Key Steps to Complete the Task
- Define Anomalies: Start by identifying what constitutes an anomaly in automotive data, elaborating on data quality issues such as out-of-bound values and unexpected gaps.
- Create a Framework: Develop a theoretical framework that uses techniques from statistics and machine learning as taught in your coursework. Explain the rationale behind method choices.
- Develop Pseudocode/Code Samples: Draft pseudocode or code snippets highlighting how Python libraries (e.g., Scikit-learn, Pandas) can be used to detect anomalies.
- Compile Documentation: Prepare a comprehensive DOC file that contains all details, framework diagrams, methodology, and theoretical results.
Evaluation Criteria
Your submission will be evaluated based on the conceptual soundness of the framework, clarity of your documentation, the technical quality of pseudocode or code excerpts, and how well the documentation communicates the process of anomaly detection.
Task Objective
Your final week task is to produce an exhaustive report on data quality analysis. This task integrates your strategic planning, pipeline design, and anomaly detection efforts into an end-to-end report that communicates insights and recommendations for improving automotive data quality. You will employ Python-based data visualization techniques to present your findings in a clear, concise, and actionable format.
Expected Deliverables
- A final DOC file comprising a comprehensive report that collates all previous work findings, analysis methods, and recommendations.
- The report should include sections dedicated to visualization of data quality metrics (using libraries like Matplotlib or Seaborn), detailed descriptions of each analysis phase, and final recommendations for process improvements.
Key Steps to Complete the Task
- Integrate Findings: Consolidate your work from prior weeks including data collection, pipeline design, and anomaly detection into one cohesive narrative.
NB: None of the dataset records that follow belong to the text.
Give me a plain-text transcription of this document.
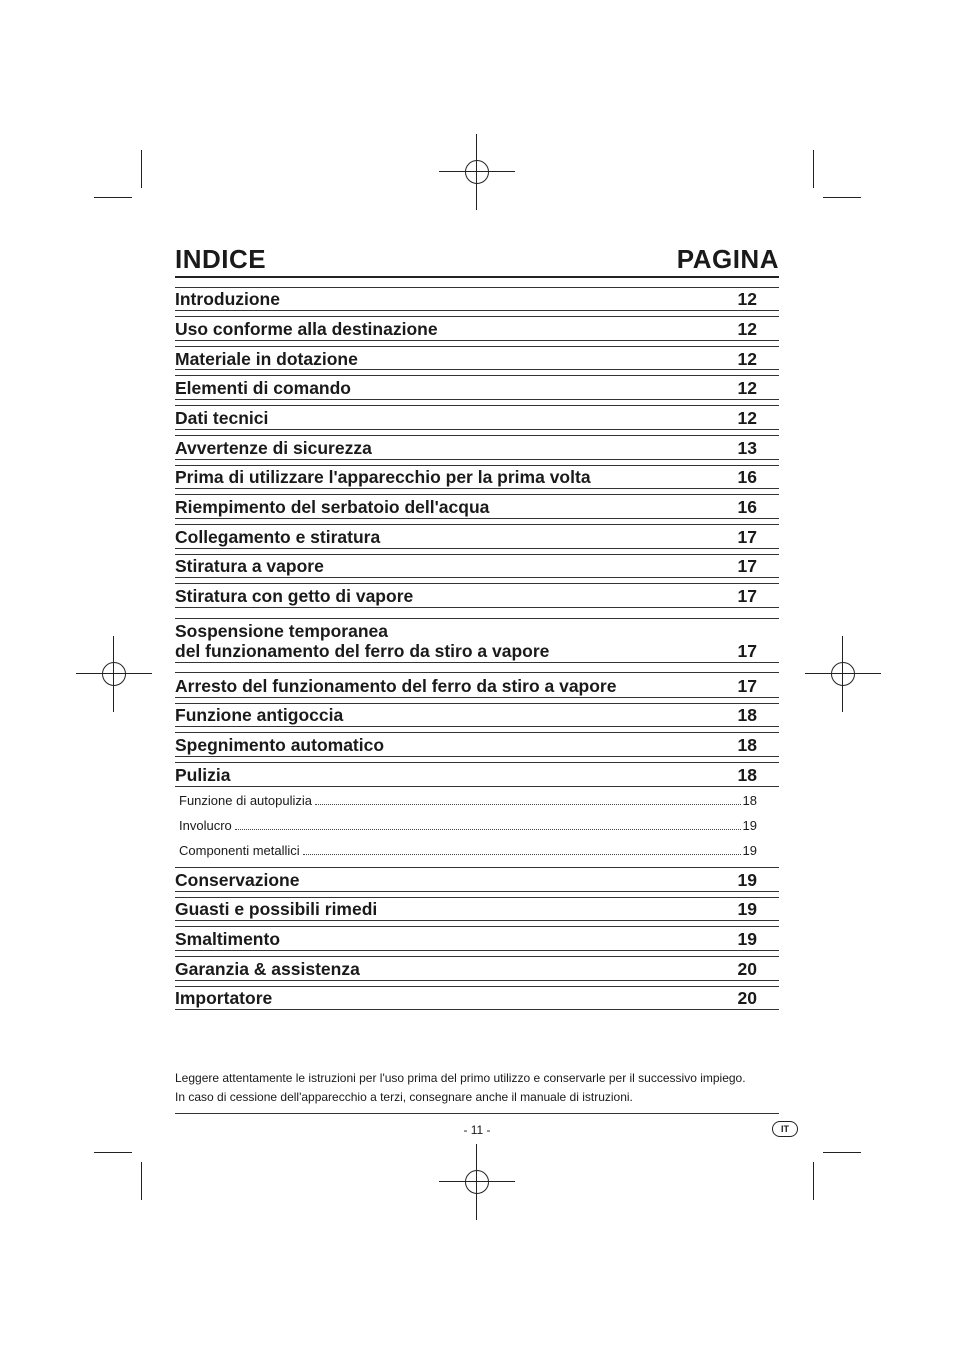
INDICE	PAGINA
Introduzione	12
Uso conforme alla destinazione	12
Materiale in dotazione	12
Elementi di comando	12
Dati tecnici	12
Avvertenze di sicurezza	13
Prima di utilizzare l'apparecchio per la prima volta	16
Riempimento del serbatoio dell'acqua	16
Collegamento e stiratura	17
Stiratura a vapore	17
Stiratura con getto di vapore	17
Sospensione temporanea
del funzionamento del ferro da stiro a vapore	17
Arresto del funzionamento del ferro da stiro a vapore	17
Funzione antigoccia	18
Spegnimento automatico	18
Pulizia	18
Funzione di autopulizia	18
Involucro	19
Componenti metallici	19
Conservazione	19
Guasti e possibili rimedi	19
Smaltimento	19
Garanzia & assistenza	20
Importatore	20

Leggere attentamente le istruzioni per l'uso prima del primo utilizzo e conservarle per il successivo impiego.

In caso di cessione dell'apparecchio a terzi, consegnare anche il manuale di istruzioni.

- 11 -	IT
- Design Visualizations: Identify key metrics from your data quality framework and design sample visualizations. Provide conceptual examples or sketches of how these graphs would look.
- Report Structuring: Divide your DOC report into clear sections: Introduction, Methodology, Findings, Visualizations, Recommendations, and Conclusion.
- Final Documentation: Write an elaborate DOC file report covering all elements. Emphasis should be on clarity, thorough explanation of technical processes, and strong visual support.
Evaluation Criteria
The evaluation will focus on the comprehensiveness of the report, clarity of data visualization explanations, the integration of previous work, and the actionable nature of your recommendations. Your ability to communicate complex data quality issues with clarity and effectiveness using Python-based tools is key to success.